The SEFER HAFLA'AH (Introduction, #35; see also his introduction to Sefer ha'Mikneh, #32) elaborates: How can a person succeed in business if his mind is always preoccupied with Torah? The answer is, "Know Hash-m while you go about your ways, and He will make your paths straight" (Mishlei 3:6). When one thinks thoughts of Torah while he works, Hash-m will see to it that his business prospers. Similarly, "Happy is the person... who desires Hash-m's Torah and ponders His Torah day and night... he will succeed in all that he does" (Tehilim 1:1-3). A person need not be concerned that his concentration on Torah thoughts will cause him to fail in worldly endeavors. (Heard from Rav Simcha Shustel shlit'a.)

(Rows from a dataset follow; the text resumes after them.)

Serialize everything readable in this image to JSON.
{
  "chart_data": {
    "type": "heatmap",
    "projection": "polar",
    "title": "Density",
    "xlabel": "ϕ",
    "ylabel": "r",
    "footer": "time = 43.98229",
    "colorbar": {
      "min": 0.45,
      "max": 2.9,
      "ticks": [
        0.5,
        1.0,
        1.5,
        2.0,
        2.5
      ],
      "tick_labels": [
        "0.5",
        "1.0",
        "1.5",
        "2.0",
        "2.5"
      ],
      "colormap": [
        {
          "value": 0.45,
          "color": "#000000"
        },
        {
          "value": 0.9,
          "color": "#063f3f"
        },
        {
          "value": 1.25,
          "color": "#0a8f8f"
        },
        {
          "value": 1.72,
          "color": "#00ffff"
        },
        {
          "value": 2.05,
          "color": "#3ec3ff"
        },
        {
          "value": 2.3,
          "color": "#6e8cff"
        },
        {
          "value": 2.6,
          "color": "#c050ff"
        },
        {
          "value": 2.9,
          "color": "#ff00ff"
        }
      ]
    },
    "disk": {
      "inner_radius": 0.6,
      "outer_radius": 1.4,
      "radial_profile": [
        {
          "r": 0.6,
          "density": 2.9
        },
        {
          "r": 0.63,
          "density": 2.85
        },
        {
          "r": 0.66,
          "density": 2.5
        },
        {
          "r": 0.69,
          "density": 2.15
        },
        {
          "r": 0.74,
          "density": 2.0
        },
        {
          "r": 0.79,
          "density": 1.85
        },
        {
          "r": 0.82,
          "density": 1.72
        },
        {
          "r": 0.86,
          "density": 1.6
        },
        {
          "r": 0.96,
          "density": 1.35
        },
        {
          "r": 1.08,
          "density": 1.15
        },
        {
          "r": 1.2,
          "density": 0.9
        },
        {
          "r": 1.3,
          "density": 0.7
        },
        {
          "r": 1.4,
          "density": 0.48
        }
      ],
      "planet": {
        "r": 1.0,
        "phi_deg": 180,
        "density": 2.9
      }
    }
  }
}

One of the leading Torah sages of today, HA'GA'ON RAV SHLOMO FISHER shlit'a of Yerushalayim, pointed out that the spiritual height to which the Hafla'ah and Rav Chaim Volozhen refer is discussed by the RAMBAN. When the Torah commands us to "love Hash-m, walk in His ways and cleave to Him" (Devarim 11:22), the Ramban explains that one who is on a great spiritual level should dwell on the love of Hash-m even as he goes about his daily business. While he converses with his fellow man, his heart should be thinking about Hash-m and His ways. Similarly, the RA'AVAD (end of Hilchos Teshuvah) refers to righteous individuals who perform all of their mundane activities in a distracted manner because their mind is absorbed by their love for Hash-m. (Heard from Rav Shlomo Fisher shlit'a.)
Rabeinu Tam's intention may simply be to prove that the proper interpretation of the Mishnah in Avos is as Rav Chaim of Volozhen explains it. The Mishnah means that even when one's primary involvement is with Derech Eretz, it is good for him to think about Torah in his mind, because Torah is the most important pursuit in one's life.

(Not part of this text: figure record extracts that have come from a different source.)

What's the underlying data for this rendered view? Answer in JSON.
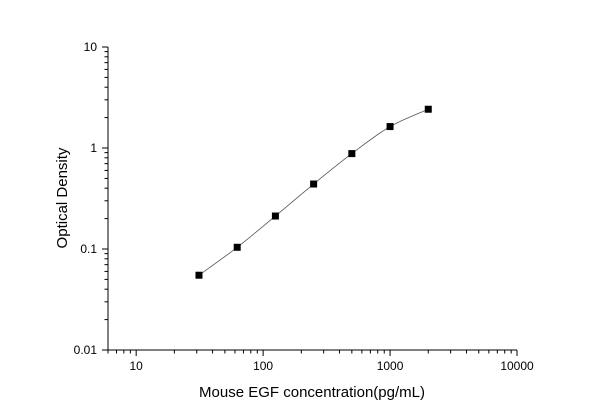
{
  "chart_data": {
    "type": "scatter",
    "title": "",
    "xlabel": "Mouse EGF concentration(pg/mL)",
    "ylabel": "Optical Density",
    "xscale": "log",
    "yscale": "log",
    "xlim": [
      6,
      10000
    ],
    "ylim": [
      0.01,
      10
    ],
    "xticks": [
      10,
      100,
      1000,
      10000
    ],
    "xtick_labels": [
      "10",
      "100",
      "1000",
      "10000"
    ],
    "yticks": [
      0.01,
      0.1,
      1,
      10
    ],
    "ytick_labels": [
      "0.01",
      "0.1",
      "1",
      "10"
    ],
    "grid": false,
    "legend": "none",
    "series": [
      {
        "marker": "square",
        "line": "smooth",
        "color": "#000000",
        "line_color": "#555555",
        "x": [
          31.25,
          62.5,
          125,
          250,
          500,
          1000,
          2000
        ],
        "y": [
          0.055,
          0.104,
          0.212,
          0.44,
          0.88,
          1.63,
          2.42
        ]
      }
    ]
  }
}
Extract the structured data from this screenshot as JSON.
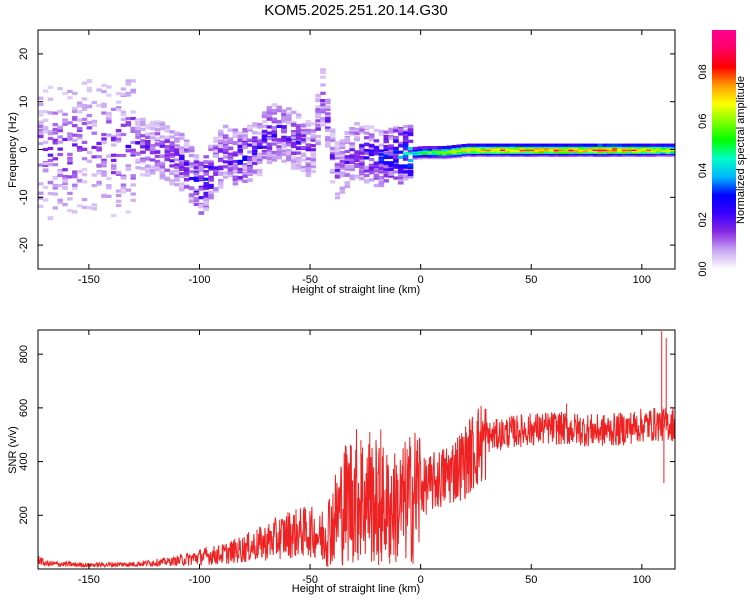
{
  "title": "KOM5.2025.251.20.14.G30",
  "chart_data": [
    {
      "type": "heatmap",
      "name": "spectrogram",
      "xlabel": "Height of straight line (km)",
      "ylabel": "Frequency (Hz)",
      "xlim": [
        -173,
        115
      ],
      "ylim": [
        -25,
        25
      ],
      "xticks": [
        -150,
        -100,
        -50,
        0,
        50,
        100
      ],
      "yticks": [
        -20,
        -10,
        0,
        10,
        20
      ],
      "colorbar": {
        "label": "Normalized spectral amplitude",
        "range": [
          0,
          0.97
        ],
        "ticks": [
          0.0,
          0.2,
          0.4,
          0.6,
          0.8
        ],
        "tick_labels": [
          "0.0",
          "0.2",
          "0.4",
          "0.6",
          "0.8"
        ],
        "colormap": [
          "#ffffff",
          "#c9a8f2",
          "#8a2be2",
          "#3a00ff",
          "#0000ff",
          "#00b7ff",
          "#00ffc8",
          "#00ff00",
          "#7fff00",
          "#ffff00",
          "#ff9900",
          "#ff0000",
          "#ff0066",
          "#ff0090"
        ]
      },
      "trace": [
        {
          "x": -170,
          "f": -1,
          "amp": 0.15
        },
        {
          "x": -160,
          "f": 0,
          "amp": 0.17
        },
        {
          "x": -150,
          "f": 1,
          "amp": 0.14
        },
        {
          "x": -140,
          "f": 0,
          "amp": 0.17
        },
        {
          "x": -130,
          "f": 1,
          "amp": 0.18
        },
        {
          "x": -120,
          "f": 0,
          "amp": 0.18
        },
        {
          "x": -110,
          "f": -2,
          "amp": 0.2
        },
        {
          "x": -100,
          "f": -8,
          "amp": 0.3
        },
        {
          "x": -90,
          "f": -1,
          "amp": 0.2
        },
        {
          "x": -83,
          "f": -2,
          "amp": 0.28
        },
        {
          "x": -75,
          "f": 0,
          "amp": 0.2
        },
        {
          "x": -70,
          "f": 3,
          "amp": 0.23
        },
        {
          "x": -65,
          "f": 4,
          "amp": 0.22
        },
        {
          "x": -55,
          "f": 1,
          "amp": 0.19
        },
        {
          "x": -50,
          "f": 0,
          "amp": 0.17
        },
        {
          "x": -45,
          "f": 12,
          "amp": 0.16
        },
        {
          "x": -40,
          "f": -5,
          "amp": 0.16
        },
        {
          "x": -30,
          "f": 0,
          "amp": 0.2
        },
        {
          "x": -20,
          "f": -2,
          "amp": 0.28
        },
        {
          "x": -10,
          "f": -1,
          "amp": 0.35
        },
        {
          "x": 0,
          "f": -0.5,
          "amp": 0.5
        },
        {
          "x": 10,
          "f": -0.5,
          "amp": 0.6
        },
        {
          "x": 20,
          "f": 0,
          "amp": 0.68
        },
        {
          "x": 30,
          "f": 0,
          "amp": 0.72
        },
        {
          "x": 40,
          "f": 0,
          "amp": 0.74
        },
        {
          "x": 50,
          "f": 0,
          "amp": 0.74
        },
        {
          "x": 60,
          "f": 0,
          "amp": 0.74
        },
        {
          "x": 70,
          "f": 0,
          "amp": 0.72
        },
        {
          "x": 80,
          "f": 0,
          "amp": 0.8
        },
        {
          "x": 90,
          "f": 0,
          "amp": 0.76
        },
        {
          "x": 100,
          "f": 0,
          "amp": 0.72
        },
        {
          "x": 110,
          "f": 0,
          "amp": 0.62
        }
      ]
    },
    {
      "type": "line",
      "name": "snr",
      "xlabel": "Height of straight line (km)",
      "ylabel": "SNR (v/v)",
      "xlim": [
        -173,
        115
      ],
      "ylim": [
        0,
        890
      ],
      "xticks": [
        -150,
        -100,
        -50,
        0,
        50,
        100
      ],
      "yticks": [
        200,
        400,
        600,
        800
      ],
      "color": "#ee2222",
      "envelope": [
        {
          "x": -173,
          "y": 40
        },
        {
          "x": -170,
          "y": 20
        },
        {
          "x": -150,
          "y": 15
        },
        {
          "x": -130,
          "y": 18
        },
        {
          "x": -110,
          "y": 30
        },
        {
          "x": -100,
          "y": 45
        },
        {
          "x": -90,
          "y": 55
        },
        {
          "x": -80,
          "y": 75
        },
        {
          "x": -70,
          "y": 100
        },
        {
          "x": -60,
          "y": 130
        },
        {
          "x": -50,
          "y": 140
        },
        {
          "x": -45,
          "y": 120
        },
        {
          "x": -40,
          "y": 170
        },
        {
          "x": -35,
          "y": 240
        },
        {
          "x": -30,
          "y": 280
        },
        {
          "x": -25,
          "y": 260
        },
        {
          "x": -20,
          "y": 250
        },
        {
          "x": -15,
          "y": 230
        },
        {
          "x": -10,
          "y": 230
        },
        {
          "x": -5,
          "y": 260
        },
        {
          "x": 0,
          "y": 300
        },
        {
          "x": 10,
          "y": 340
        },
        {
          "x": 20,
          "y": 400
        },
        {
          "x": 25,
          "y": 450
        },
        {
          "x": 30,
          "y": 490
        },
        {
          "x": 40,
          "y": 510
        },
        {
          "x": 50,
          "y": 520
        },
        {
          "x": 60,
          "y": 525
        },
        {
          "x": 70,
          "y": 520
        },
        {
          "x": 80,
          "y": 515
        },
        {
          "x": 90,
          "y": 520
        },
        {
          "x": 100,
          "y": 535
        },
        {
          "x": 108,
          "y": 540
        },
        {
          "x": 115,
          "y": 540
        }
      ],
      "spikes": [
        {
          "x": -27,
          "y": 480
        },
        {
          "x": -23,
          "y": 510
        },
        {
          "x": -18,
          "y": 520
        },
        {
          "x": -14,
          "y": 20
        },
        {
          "x": -19,
          "y": 15
        },
        {
          "x": 66,
          "y": 615
        },
        {
          "x": 109,
          "y": 885
        },
        {
          "x": 110,
          "y": 320
        },
        {
          "x": 111,
          "y": 860
        }
      ]
    }
  ]
}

(As the Ramban mentions, to cleave constantly to Hash-m is a great accomplishment which is achieved by only a few individuals in each generation. The ordinary person is certainly not expected to reach such a level. Nevertheless, he is bidden to strive for such a level by using his free moments every day for Torah study and not to waste them on insignificant matters.)